Behind the Scenes on TCFD: Tackling Key Issues

Key Highlights from our January 26, 2021 Discussion from Behind the Scenes on TCFD



Risk and investment teams are leading day-to-day sustainable finance and climate risk management activities and playing an essential role in shaping the public disclosure about these issues. As part of its Sustainable Finance and Climate Risk series, GRI hosted a special panel focused on: “Behind the Scenes on TCFD[1] reporting – Tackling Key Issues” 

GRI’s Alyson Slater, Senior Director, Sustainable Finance, hosted the session and invited two recognized industry experts to share their experience and advice with peers on the building blocks behind climate related financial disclosure, and how they organize internally.  Guest speakers included:

  • Whitney McWade, Director, Sustainability Strategy, Disclosure & Impact Measurement, Legal & Regulatory Compliance, BMO Financial Group
  • Alison Schneider, Vice-President, Responsible Investment, Alberta Investment Management Corporation (AIMCo)
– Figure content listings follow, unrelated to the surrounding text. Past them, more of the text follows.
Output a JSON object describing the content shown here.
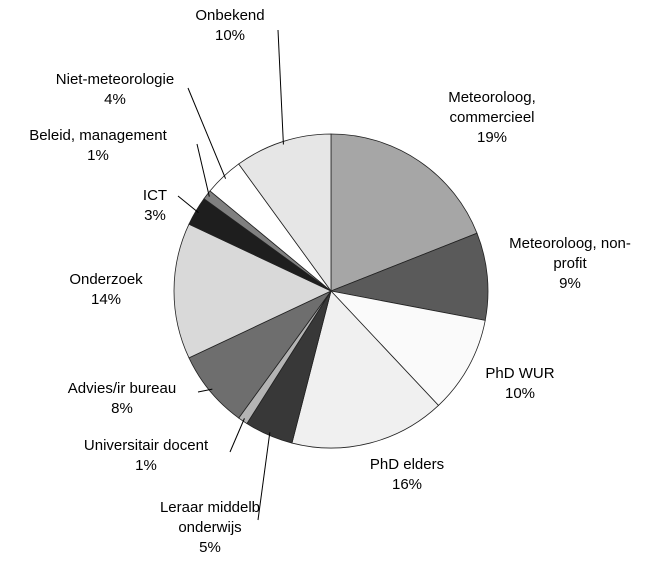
{
  "chart_data": {
    "type": "pie",
    "categories": [
      "Meteoroloog, commercieel",
      "Meteoroloog, non-profit",
      "PhD WUR",
      "PhD elders",
      "Leraar middelb onderwijs",
      "Universitair docent",
      "Advies/ir bureau",
      "Onderzoek",
      "ICT",
      "Beleid, management",
      "Niet-meteorologie",
      "Onbekend"
    ],
    "values": [
      19,
      9,
      10,
      16,
      5,
      1,
      8,
      14,
      3,
      1,
      4,
      10
    ],
    "value_labels": [
      "19%",
      "9%",
      "10%",
      "16%",
      "5%",
      "1%",
      "8%",
      "14%",
      "3%",
      "1%",
      "4%",
      "10%"
    ],
    "colors": [
      "#a6a6a6",
      "#5a5a5a",
      "#fafafa",
      "#f0f0f0",
      "#383838",
      "#b4b4b4",
      "#6e6e6e",
      "#d9d9d9",
      "#1e1e1e",
      "#808080",
      "#ffffff",
      "#e6e6e6"
    ]
  }
}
At BMO, Ms. McWade said it all starts with the client and how climate change and financial disclosure requirements are affecting them. BMO has been piloting different methodologies for assessing sectors that are most vulnerable to climate risk including real estate assets and agriculture.

Ms. Schneider spoke to the journey that AIMCo has been on to address the TCFD reporting framework, including scenario analysis which revealed not only risk factors, but also levers and important investment opportunities. Ms. Schneider discussed how climate risk scenario analysis can help firms understand risk thresholds and encouraged firms to use scenario analysis if they haven’t already.

Here are a few key points shared during the discussion:

  • Climate change and sustainable finance are material elements for financial institutions today.
  • The process of assessing climate change as a material financial risk helps firms understand how climate risk can span across the business. Therefore, an enterprise-wide approach is needed.
  • TCFD reporting is a journey for every organization, large and small, and requires commitment and involvement from the highest levels of leadership.

Ms. Slater wrapped up the panel by saying, “In GRI’s research of company disclosure over the past three years, we saw firms progressively providing higher quality and more depth in their disclosure around climate-related financial issues. It’s a journey that firms clearly understand is critical to long-term, sustainable growth.”


[1] The Financial Stability Board formed the Task Force on Climate-Related Financial Disclosures (TCFD) that, in 2017, issued a set of recommendations for voluntary climate-related financial risk disclosures for any firm to use that promote more informed investment, credit, and insurance underwriting decisions.